Les chevaux de Troie Emotet et Trickbot ne sont pas les seuls logiciels malveillants qui tirent parti de la souche COVID-19. Parce que la pandémie a rendu les gens impatients de recevoir des informations sur le virus, elle a créé une base parfaite pour des cyberattaques efficaces.

Par exemple, le malware AZORult, qui dérobe un mot de passe, a été détecté sur des sites Web douteux qui utilisaient une version du tableau de bord interactif des infections à coronavirus et des décès (produit par l'Université Johns Hopkins).

Un autre malware Coronavirus est Vicious Panda. Ses créateurs utilisent de faux documents liés au virus COVID-19 pour propager des logiciels malveillants et obtenir les données personnelles des utilisateurs. Les acteurs chinois responsables de ce malware Coronavirus prétendent envoyer des informations officielles du ministère mongol de la Santé, dans le but de faire divulguer à la victime des données sensibles.

Il existe également des cas de logiciels malveillants contenant le nom «Coronavirus» ou «COVID-19». Des exemples de telles menaces sont le ransomware CovidLock et CoronaVirus. Ce qui est curieux à propos de ce dernier, c'est qu'il peut en fait être un essuie-glace, servant de couverture à une installation de cheval de Troie KPOT.
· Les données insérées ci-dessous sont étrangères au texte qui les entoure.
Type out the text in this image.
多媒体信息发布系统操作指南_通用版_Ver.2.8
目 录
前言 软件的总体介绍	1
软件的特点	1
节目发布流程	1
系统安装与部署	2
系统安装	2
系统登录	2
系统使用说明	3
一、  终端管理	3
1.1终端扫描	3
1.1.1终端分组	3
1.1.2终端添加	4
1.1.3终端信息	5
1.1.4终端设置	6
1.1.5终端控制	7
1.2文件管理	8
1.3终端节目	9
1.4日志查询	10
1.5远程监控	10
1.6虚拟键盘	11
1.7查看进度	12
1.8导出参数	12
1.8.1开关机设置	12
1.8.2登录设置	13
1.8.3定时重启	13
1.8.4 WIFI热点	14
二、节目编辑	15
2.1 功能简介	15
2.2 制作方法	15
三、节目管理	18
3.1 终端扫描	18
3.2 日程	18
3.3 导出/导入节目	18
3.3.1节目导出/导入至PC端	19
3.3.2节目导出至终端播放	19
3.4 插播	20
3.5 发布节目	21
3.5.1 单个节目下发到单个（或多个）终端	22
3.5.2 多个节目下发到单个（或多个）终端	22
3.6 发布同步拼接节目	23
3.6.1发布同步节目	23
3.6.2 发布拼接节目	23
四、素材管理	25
Parce que le COVID-19 continue d'être un sujet brûlant à l'échelle mondiale, les cybercriminels exploiteront inévitablement la situation à leur profit. Pour vous assurer de ne pas être victime d'un malware Coronavirus, vous devez toujours être prudent lorsque vous êtes en ligne. Voici quelques étapes à suivre pour éviter que cela ne se produise:

  • Ne vous laissez pas berner par le nom de l'expéditeur de l'e-mail. Étant donné que le nom n'est pas un véritable indicateur de légitimité, vous devez comparer l'e-mail de l'expéditeur avec celui de la véritable organisation ou entreprise qu'il prétend être.
  • Réfléchissez bien avant de cliquer sur un lien s'il vous semble louche.
  • Ne saisissez jamais d'informations personnelles sur un site Web qui ne devraient pas en avoir besoin. Si vous pensez que vous avez partagé des informations de connexion sur un faux site, vous devez changer vos mots de passe dès que possible.
  • Souvent, ce sont les fautes d'orthographe et de grammaire qui trahissent les attaquants. Si une organisation ou une entreprise importante vous contactait par e-mail, son message ne serait pas plein de simples erreurs.
  • Ne vous sentez pas obligé de suivre les instructions d'un e-mail. Peu importe à quel point vous êtes invité à suivre un lien ou à ouvrir une pièce jointe, il serait préférable de réfléchir à deux fois avant de vous conformer. En cas de doute, faites les recherches nécessaires pour vérifier la légitimité de l'e-mail et de son expéditeur avant de faire quoi que ce soit de téméraire.